JMIR Publications

ABSTRACT

Background:

Online health communities (OHCs) have emerged as critical platforms for patients with chronic diseases to exchange informational and emotional support. Understanding the mechanisms of influence within these communities is essential for explaining how social support behaviors are organized and how they contribute to long-term health management, particularly for individuals with type 1 diabetes (T1D). Despite growing attention, little is known about how stakeholder roles and disease duration shape social support and influence dynamics in OHCs.

Objective:

This study investigates the mechanisms of network-based social support in a large T1D-focused OHC, with particular emphasis on stakeholder diversity, disease duration, and the determinants of user influence.

Methods:

We analyzed user behavior data from the largest online T1D community in China, covering the period from January 1 to May 20, 2024. The dataset comprised 43,788 posts, 145,423 comments, and metadata from 1,393 users, including identifiers, gender, community role (Patient, Guardian, Peer Supporter, Professional), registration dates, and time since diagnosis.

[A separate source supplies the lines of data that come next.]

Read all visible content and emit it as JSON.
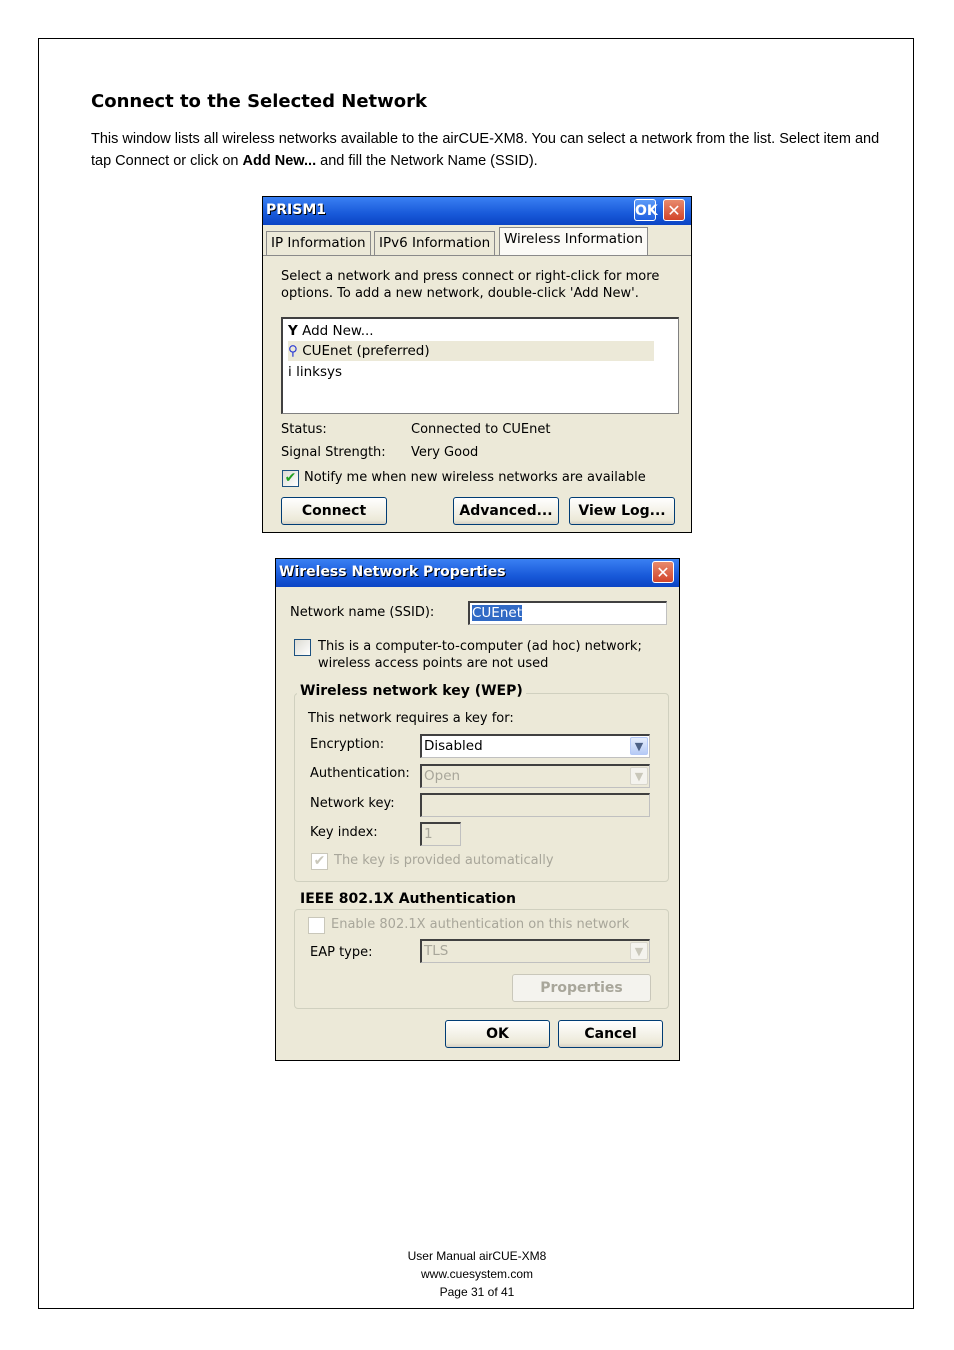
{
  "document": {
    "heading": "Connect to the Selected Network",
    "intro_part1": "This window lists all wireless networks available to the airCUE-XM8. You can select a network from the list. Select item and tap Connect or click on ",
    "intro_bold": "Add New...",
    "intro_part2": " and fill the Network Name (SSID)."
  },
  "prism_window": {
    "title": "PRISM1",
    "ok_button": "OK",
    "close_button": "✕",
    "tabs": [
      {
        "label": "IP Information",
        "active": false
      },
      {
        "label": "IPv6 Information",
        "active": false
      },
      {
        "label": "Wireless Information",
        "active": true
      }
    ],
    "instructions_line1": "Select a network and press connect or right-click for more",
    "instructions_line2": "options.  To add a new network, double-click 'Add New'.",
    "networks": [
      {
        "icon": "antenna-icon",
        "label": "Add New...",
        "selected": false
      },
      {
        "icon": "access-point-preferred-icon",
        "label": "CUEnet (preferred)",
        "selected": true
      },
      {
        "icon": "access-point-icon",
        "label": "linksys",
        "selected": false
      }
    ],
    "status_label": "Status:",
    "status_value": "Connected to CUEnet",
    "signal_label": "Signal Strength:",
    "signal_value": "Very Good",
    "notify_checkbox": {
      "label": "Notify me when new wireless networks are available",
      "checked": true
    },
    "buttons": {
      "connect": "Connect",
      "advanced": "Advanced...",
      "view_log": "View Log..."
    }
  },
  "properties_window": {
    "title": "Wireless Network Properties",
    "close_button": "✕",
    "ssid_label": "Network name (SSID):",
    "ssid_value": "CUEnet",
    "adhoc_checkbox": {
      "line1": "This is a computer-to-computer (ad hoc) network;",
      "line2": "wireless access points are not used",
      "checked": false
    },
    "wep_group": {
      "title": "Wireless network key (WEP)",
      "requires_label": "This network requires a key for:",
      "encryption_label": "Encryption:",
      "encryption_value": "Disabled",
      "authentication_label": "Authentication:",
      "authentication_value": "Open",
      "network_key_label": "Network key:",
      "network_key_value": "",
      "key_index_label": "Key index:",
      "key_index_value": "1",
      "auto_key_checkbox": {
        "label": "The key is provided automatically",
        "checked": true,
        "disabled": true
      }
    },
    "ieee_group": {
      "title": "IEEE 802.1X Authentication",
      "enable_checkbox": {
        "label": "Enable 802.1X authentication on this network",
        "checked": false,
        "disabled": true
      },
      "eap_label": "EAP type:",
      "eap_value": "TLS",
      "properties_button": "Properties"
    },
    "buttons": {
      "ok": "OK",
      "cancel": "Cancel"
    }
  },
  "footer": {
    "line1": "User Manual airCUE-XM8",
    "line2": "www.cuesystem.com",
    "line3": "Page 31 of 41"
  }
}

Large language models were used to classify support behaviors, and social network analysis combined with behavioral modeling was applied to construct informational and emotional support networks. Ethical approval was granted by the Clinical Trial Ethics Committee of Anhui Provincial Hospital.

Results:

Peer supporters emerged as the most active providers, primarily delivering informational support, while patients and caregivers mainly sought help and provided emotional reassurance. Disease duration significantly shaped participation: users gradually transitioned from seekers to providers as their experience accumulated. Network analysis demonstrated that both informational and emotional subnetworks exhibited multi-centered, star-like topologies. Informational support followed a cross-stage reciprocity pattern, with long-duration users offering more assistance to newly diagnosed members, whereas emotional support showed homophilic clustering among users with similar disease durations. Influence analysis revealed that peer supporters were the most central actors, with relative centrality far exceeding that of patients and professionals. Female users exhibited significantly greater influence than males (approximately 65% higher). Temporal engagement patterns also mattered, with users active between 14:00–15:00 showing higher influence. Influence followed an inverted U-shaped trajectory over disease duration, peaking around 10 years post-diagnosis before declining, indicating a lifecycle effect in OHC-based influence.

Conclusions:

This study demonstrates that influence in T1D OHCs is shaped by stakeholder diversity, disease duration, and structural interaction patterns. Peer supporters emerged as key influencers, underscoring the critical role of experiential knowledge in long-term disease management. The findings highlight the value of precisely identifying and engaging influential users to enhance community-based interventions. We propose a Collaborative Care model centered on patients, led by peer supporters, and supported by multidisciplinary collaboration to foster resilient, sustainable, and equitable digital health ecosystems.